For dedicated free market enthusiasts, Ron Paul supporters are not very good at accepting the outcome of the political market when it rejects their product. And good for them! Though Paul has had limited appeal in the Republican primary, his supporters have nevertheless been racking up delegates in the hopes of influencing the GOP's platform at the Tampa convention.
Recently, Paul supporters captured 22 of Nevada's 28 delegate slots and have taken control of the Minnesota delegation. But thanks to procedural shenanigans on the part of the Republican establishment in Massachusetts, the Revolution may not be television CSPAN 3 after all…
A month after Mitt Romney's loyalists were trounced by supporters of Ron Paul in the former governor's home state caucuses, the Massachusetts Republican Party is trying to invalidate some ballots…
To participate in the caucuses, voters had to be registered as Republicans before Feb. 15. Those whose names did not appear on registration lists were allowed to cast provisional ballots and told their votes would be counted if they were proven eligible and if the election was narrow enough to make a difference.
But last week, the party's counsel began telling Republicans who were questioning the results that the provisional ballots would not be counted and that the rules had never allowed provisional ballots to be cast in the first place.
Funny thing about the rules never allowing provisional votes: provisional ballots were printed, distributed and collected by the Massachusetts Republican Party, not random street vagrants. If they were never intended to be counted, why go through the trouble?

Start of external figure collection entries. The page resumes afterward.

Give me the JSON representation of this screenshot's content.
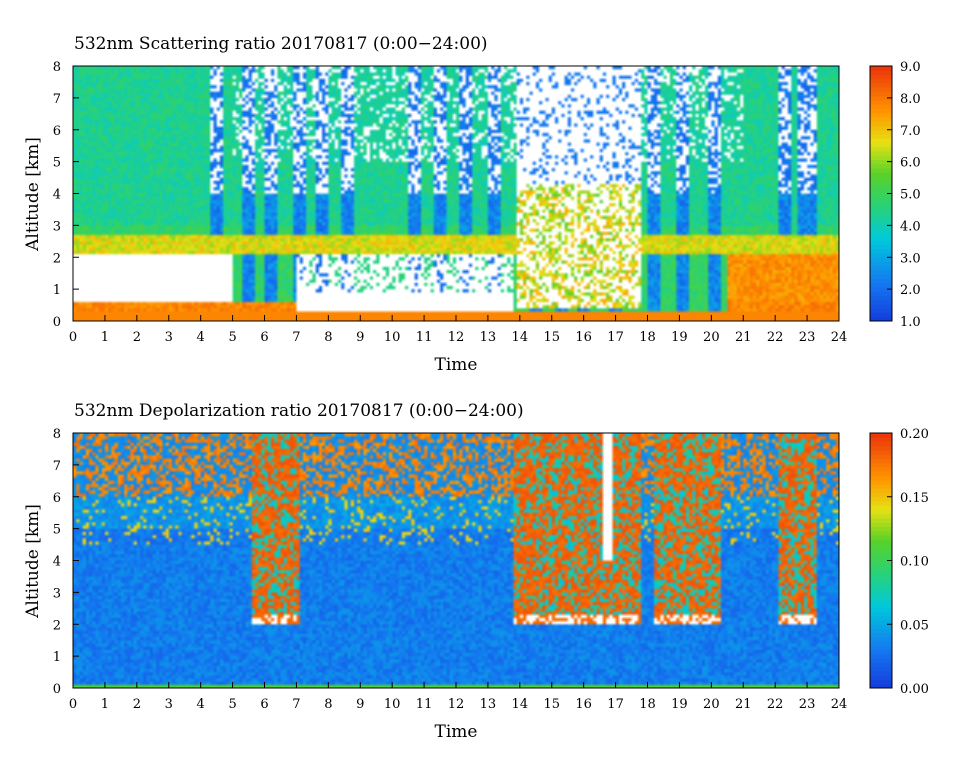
{
  "chart_data": [
    {
      "type": "heatmap",
      "title": "532nm Scattering ratio  20170817 (0:00−24:00)",
      "xlabel": "Time",
      "ylabel": "Altitude [km]",
      "xlim": [
        0,
        24
      ],
      "ylim": [
        0,
        8
      ],
      "x_ticks": [
        "0",
        "1",
        "2",
        "3",
        "4",
        "5",
        "6",
        "7",
        "8",
        "9",
        "10",
        "11",
        "12",
        "13",
        "14",
        "15",
        "16",
        "17",
        "18",
        "19",
        "20",
        "21",
        "22",
        "23",
        "24"
      ],
      "y_ticks": [
        "0",
        "1",
        "2",
        "3",
        "4",
        "5",
        "6",
        "7",
        "8"
      ],
      "colorbar": {
        "min": 1.0,
        "max": 9.0,
        "ticks": [
          "1.0",
          "2.0",
          "3.0",
          "4.0",
          "5.0",
          "6.0",
          "7.0",
          "8.0",
          "9.0"
        ]
      },
      "features": {
        "background_upper_value": 4.3,
        "boundary_layer_top_km": 2.2,
        "saturated_cloud_layer_km": [
          0.6,
          2.1
        ],
        "surface_layer_km": 0.3,
        "low_signal_columns_hours": [
          4.5,
          5.5,
          6.2,
          7.1,
          7.8,
          8.6,
          10.7,
          11.5,
          12.3,
          13.2,
          14.5,
          15.3,
          16.0,
          17.0,
          18.2,
          19.1,
          20.1,
          22.3,
          22.9,
          23.1
        ],
        "cloud_hole_window_hours": [
          13.9,
          17.8
        ]
      }
    },
    {
      "type": "heatmap",
      "title": "532nm Depolarization ratio  20170817 (0:00−24:00)",
      "xlabel": "Time",
      "ylabel": "Altitude [km]",
      "xlim": [
        0,
        24
      ],
      "ylim": [
        0,
        8
      ],
      "x_ticks": [
        "0",
        "1",
        "2",
        "3",
        "4",
        "5",
        "6",
        "7",
        "8",
        "9",
        "10",
        "11",
        "12",
        "13",
        "14",
        "15",
        "16",
        "17",
        "18",
        "19",
        "20",
        "21",
        "22",
        "23",
        "24"
      ],
      "y_ticks": [
        "0",
        "1",
        "2",
        "3",
        "4",
        "5",
        "6",
        "7",
        "8"
      ],
      "colorbar": {
        "min": 0.0,
        "max": 0.2,
        "ticks": [
          "0.00",
          "0.05",
          "0.10",
          "0.15",
          "0.20"
        ]
      },
      "features": {
        "background_value": 0.02,
        "high_depol_windows_hours": [
          [
            5.6,
            7.1
          ],
          [
            13.8,
            17.8
          ],
          [
            18.2,
            20.3
          ],
          [
            22.1,
            23.3
          ]
        ],
        "cloud_base_km": 2.0
      }
    }
  ]
}
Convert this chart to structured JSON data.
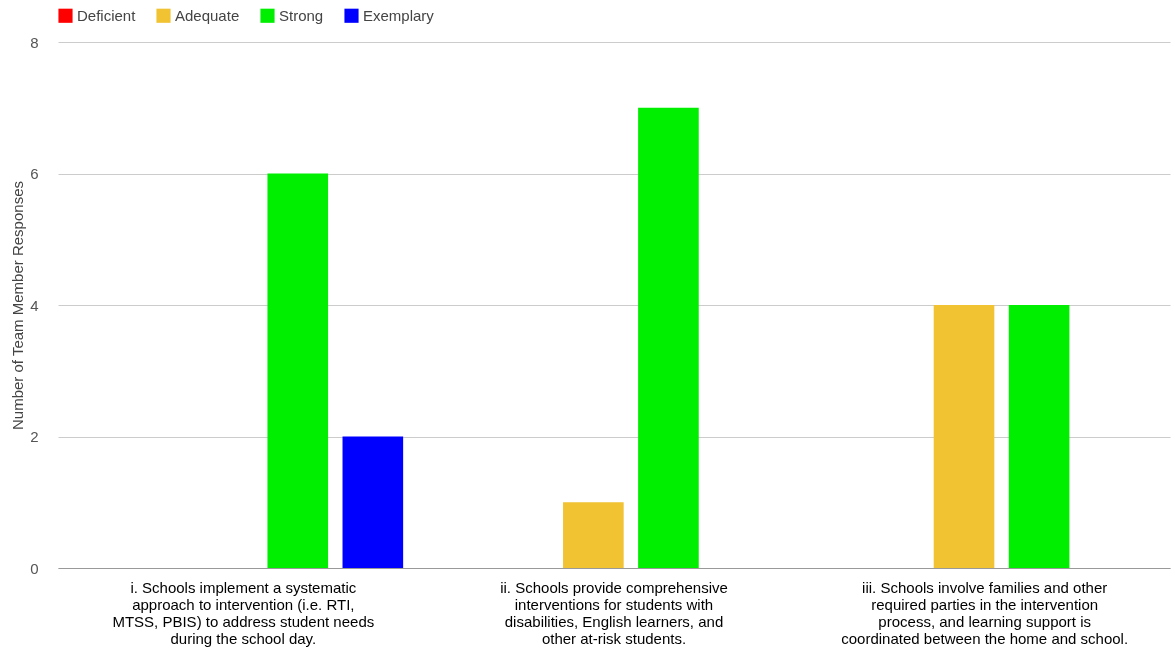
{
  "chart_data": {
    "type": "bar",
    "ylabel": "Number of Team Member Responses",
    "categories": [
      "i. Schools implement a systematic approach to intervention (i.e. RTI, MTSS, PBIS) to address student needs during the school day.",
      "ii. Schools provide comprehensive interventions for students with disabilities, English learners, and other at-risk students.",
      "iii. Schools involve families and other required parties in the intervention process, and learning support is coordinated between the home and school."
    ],
    "series": [
      {
        "name": "Deficient",
        "color": "#ff0000",
        "values": [
          0,
          0,
          0
        ]
      },
      {
        "name": "Adequate",
        "color": "#f1c232",
        "values": [
          0,
          1,
          4
        ]
      },
      {
        "name": "Strong",
        "color": "#00ee00",
        "values": [
          6,
          7,
          4
        ]
      },
      {
        "name": "Exemplary",
        "color": "#0000ff",
        "values": [
          2,
          0,
          0
        ]
      }
    ],
    "ylim": [
      0,
      8
    ],
    "yticks": [
      0,
      2,
      4,
      6,
      8
    ],
    "grid": "y",
    "legend": "top"
  }
}
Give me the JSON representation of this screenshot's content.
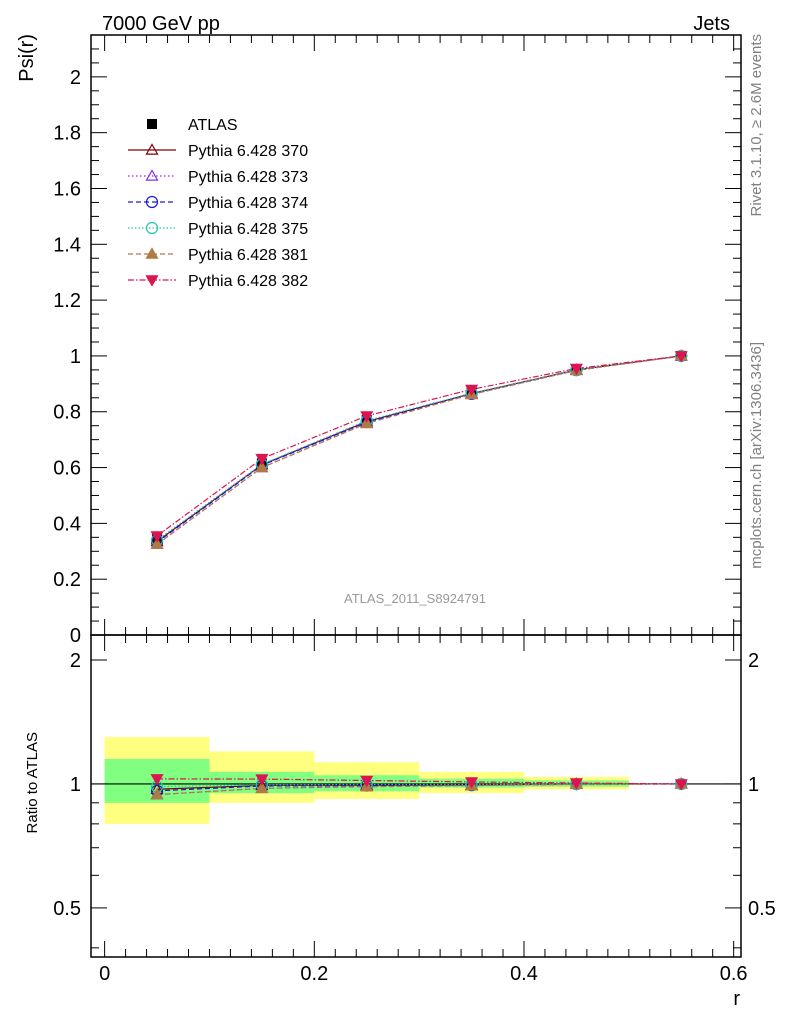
{
  "header": {
    "left": "7000 GeV pp",
    "right": "Jets"
  },
  "side_labels": {
    "rivet": "Rivet 3.1.10, ≥ 2.6M events",
    "mcplots": "mcplots.cern.ch [arXiv:1306.3436]"
  },
  "watermark": "ATLAS_2011_S8924791",
  "chart_data": {
    "type": "line",
    "top_panel": {
      "ylabel": "Psi(r)",
      "ylim": [
        0,
        2.15
      ],
      "yticks": [
        0,
        0.2,
        0.4,
        0.6,
        0.8,
        1,
        1.2,
        1.4,
        1.6,
        1.8,
        2
      ],
      "ytick_labels": [
        "0",
        "0.2",
        "0.4",
        "0.6",
        "0.8",
        "1",
        "1.2",
        "1.4",
        "1.6",
        "1.8",
        "2"
      ]
    },
    "ratio_panel": {
      "ylabel": "Ratio to ATLAS",
      "scale": "log",
      "ylim": [
        0.38,
        2.3
      ],
      "yticks": [
        0.5,
        1,
        2
      ],
      "ytick_labels": [
        "0.5",
        "1",
        "2"
      ]
    },
    "xlabel": "r",
    "xlim": [
      -0.013,
      0.607
    ],
    "xticks": [
      0,
      0.2,
      0.4,
      0.6
    ],
    "xtick_labels": [
      "0",
      "0.2",
      "0.4",
      "0.6"
    ],
    "x": [
      0.05,
      0.15,
      0.25,
      0.35,
      0.45,
      0.55
    ],
    "bin_edges": [
      0.0,
      0.1,
      0.2,
      0.3,
      0.4,
      0.5,
      0.6
    ],
    "data": {
      "name": "ATLAS",
      "values": [
        0.345,
        0.615,
        0.77,
        0.87,
        0.95,
        1.0
      ]
    },
    "bands": {
      "inner": [
        [
          0.9,
          1.15
        ],
        [
          0.95,
          1.07
        ],
        [
          0.96,
          1.05
        ],
        [
          0.98,
          1.03
        ],
        [
          0.985,
          1.02
        ],
        [
          1.0,
          1.0
        ]
      ],
      "outer": [
        [
          0.8,
          1.3
        ],
        [
          0.9,
          1.2
        ],
        [
          0.92,
          1.13
        ],
        [
          0.95,
          1.07
        ],
        [
          0.97,
          1.04
        ],
        [
          1.0,
          1.0
        ]
      ]
    },
    "series": [
      {
        "name": "Pythia 6.428 370",
        "values": [
          0.335,
          0.61,
          0.765,
          0.865,
          0.95,
          1.0
        ],
        "color": "#800000",
        "marker": "triangle-open",
        "dash": ""
      },
      {
        "name": "Pythia 6.428 373",
        "values": [
          0.325,
          0.6,
          0.76,
          0.862,
          0.948,
          1.0
        ],
        "color": "#8a2be2",
        "marker": "triangle-open",
        "dash": "1.5,2.5"
      },
      {
        "name": "Pythia 6.428 374",
        "values": [
          0.332,
          0.608,
          0.763,
          0.864,
          0.949,
          1.0
        ],
        "color": "#1a1adc",
        "marker": "circle-open",
        "dash": "5,3"
      },
      {
        "name": "Pythia 6.428 375",
        "values": [
          0.34,
          0.612,
          0.768,
          0.867,
          0.95,
          1.0
        ],
        "color": "#20c8b0",
        "marker": "circle-open",
        "dash": "1.5,2"
      },
      {
        "name": "Pythia 6.428 381",
        "values": [
          0.325,
          0.6,
          0.758,
          0.862,
          0.948,
          1.0
        ],
        "color": "#b07a45",
        "marker": "triangle-filled",
        "dash": "5,3"
      },
      {
        "name": "Pythia 6.428 382",
        "values": [
          0.355,
          0.632,
          0.785,
          0.88,
          0.955,
          1.0
        ],
        "color": "#dc1450",
        "marker": "triangle-down-filled",
        "dash": "6,2,1.5,2"
      }
    ],
    "legend_position": "top-left",
    "grid": false
  }
}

Of course, whether or not Paul supporters are seated at the convention will have no effect on the final outcome. Many Paul delegates hail from states that will require them to cast ballots — at least on the first (and only) round — for Mitt Romney. Which means Paulites will be bound to a candidate who they don't really support.
Just like everyone else at the convention. Maybe Ron Paul supporters are becoming real Republicans after all.